I'm reading Leinster. On page 96, when introducing the Yoneda lemma, he says that $[\mathscr A^{\text{op}}, \textbf{Set}](H_A,X)$ is a set.
Why is $[\mathscr A^{\text{op}}, \textbf{Set}](H_A,X)$ a set? I assume it is possible to prove this without the Yoneda lemma, since at this point, he hasn't yet stated the Yoneda lemma. Also, to even state the Yoneda lemma, we first need to know that $[\mathscr A^{\text{op}}, \textbf{Set}](H_A,X)$ is a set.
Notation:
- $\mathscr A$ is a locally small category.
- $\textbf{Set}$ is the category of sets.
- $[\mathscr A^{\text{op}}, \textbf{Set}]$ is the category of functors $F : \mathscr A^{\text{op}} \to \textbf{Set}$.
- $X$ is a functor $\mathscr A^{op} \to \textbf{Set}$.
- For a category $\mathscr C$ and objects $C, D$ in $\mathscr C$, the class of morphisms from $C$ to $D$ is denoted $\mathscr C(C,D)$. In particular, $[\mathscr A^{\text{op}}, \textbf{Set}](H_A,X)$ is the class of natural transformations $H_A \to X$.

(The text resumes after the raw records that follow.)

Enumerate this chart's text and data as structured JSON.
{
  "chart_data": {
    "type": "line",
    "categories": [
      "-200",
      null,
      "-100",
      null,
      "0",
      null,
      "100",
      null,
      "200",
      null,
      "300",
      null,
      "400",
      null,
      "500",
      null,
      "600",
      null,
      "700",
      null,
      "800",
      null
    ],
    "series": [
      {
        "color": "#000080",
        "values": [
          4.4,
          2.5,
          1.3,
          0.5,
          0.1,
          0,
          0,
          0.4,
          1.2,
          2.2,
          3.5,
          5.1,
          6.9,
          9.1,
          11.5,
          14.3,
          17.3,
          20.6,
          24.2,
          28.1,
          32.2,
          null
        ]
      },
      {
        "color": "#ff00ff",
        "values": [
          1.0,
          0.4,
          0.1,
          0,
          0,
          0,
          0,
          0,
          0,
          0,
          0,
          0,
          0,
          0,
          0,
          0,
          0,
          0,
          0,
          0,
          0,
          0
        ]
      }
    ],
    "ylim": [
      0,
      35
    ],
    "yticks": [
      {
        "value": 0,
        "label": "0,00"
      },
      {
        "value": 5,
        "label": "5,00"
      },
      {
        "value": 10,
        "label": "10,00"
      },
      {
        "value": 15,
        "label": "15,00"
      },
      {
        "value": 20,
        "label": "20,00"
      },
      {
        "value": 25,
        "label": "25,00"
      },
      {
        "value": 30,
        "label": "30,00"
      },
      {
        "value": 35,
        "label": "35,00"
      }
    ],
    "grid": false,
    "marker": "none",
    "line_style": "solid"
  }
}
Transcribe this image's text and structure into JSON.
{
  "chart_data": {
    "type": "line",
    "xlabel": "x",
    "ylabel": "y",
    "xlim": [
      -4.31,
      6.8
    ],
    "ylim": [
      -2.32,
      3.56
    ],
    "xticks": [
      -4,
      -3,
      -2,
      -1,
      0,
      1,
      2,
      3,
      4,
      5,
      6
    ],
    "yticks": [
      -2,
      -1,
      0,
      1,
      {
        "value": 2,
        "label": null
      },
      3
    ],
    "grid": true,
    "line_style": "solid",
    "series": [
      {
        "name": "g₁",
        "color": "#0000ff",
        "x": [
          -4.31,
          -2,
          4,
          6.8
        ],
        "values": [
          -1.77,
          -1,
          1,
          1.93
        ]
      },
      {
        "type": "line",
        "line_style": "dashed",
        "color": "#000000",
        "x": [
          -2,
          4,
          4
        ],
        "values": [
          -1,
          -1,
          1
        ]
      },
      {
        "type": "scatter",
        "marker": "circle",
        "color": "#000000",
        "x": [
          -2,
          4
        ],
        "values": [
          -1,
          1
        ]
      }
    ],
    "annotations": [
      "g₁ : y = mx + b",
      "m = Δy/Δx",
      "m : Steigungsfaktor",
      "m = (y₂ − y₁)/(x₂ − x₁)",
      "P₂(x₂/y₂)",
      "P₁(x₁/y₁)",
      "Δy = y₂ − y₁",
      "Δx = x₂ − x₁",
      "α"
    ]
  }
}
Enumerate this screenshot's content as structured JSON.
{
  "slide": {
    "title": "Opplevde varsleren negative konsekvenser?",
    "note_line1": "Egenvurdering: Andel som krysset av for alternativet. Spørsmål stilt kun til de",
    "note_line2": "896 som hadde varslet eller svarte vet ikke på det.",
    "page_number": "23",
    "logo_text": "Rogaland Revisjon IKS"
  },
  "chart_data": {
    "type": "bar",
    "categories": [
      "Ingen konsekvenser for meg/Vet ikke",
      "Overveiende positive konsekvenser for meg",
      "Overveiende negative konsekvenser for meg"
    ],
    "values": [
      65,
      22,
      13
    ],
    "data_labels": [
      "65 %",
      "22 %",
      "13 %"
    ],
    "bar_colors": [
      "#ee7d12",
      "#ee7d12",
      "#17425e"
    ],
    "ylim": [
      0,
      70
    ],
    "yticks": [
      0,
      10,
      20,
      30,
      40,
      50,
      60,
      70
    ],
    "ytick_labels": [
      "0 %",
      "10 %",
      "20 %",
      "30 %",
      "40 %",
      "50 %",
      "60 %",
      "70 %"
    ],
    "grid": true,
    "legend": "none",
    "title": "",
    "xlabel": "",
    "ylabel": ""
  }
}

- For $A$ in $\mathscr A$, $H_A : \mathscr A^{\text{op}} \to \textbf{Set}$ is the functor defined by $$H_A(B) = \mathscr A(B, A),$$ for objects $B$ in $\mathscr A$ and \begin{align*} H_A(B \xrightarrow{g} B') : \mathscr A(B', A) &\longrightarrow \mathscr A(B, A) \\ p &\longmapsto p \circ g, \end{align*} for morphisms $B \xrightarrow{g} B'$ in $\mathscr A$.
No. The Yoneda-Lemma states that the canonical map of classes
$X(A) \to [A^{op},Set](H_A,X)$
is a bijection. The right hand side is a class, the left hand side is a set. Hence, the class can be identified with a set, and this everything we need in order to treat it as a set. In some foundations, actually every set which is isomorphic to a class is a set.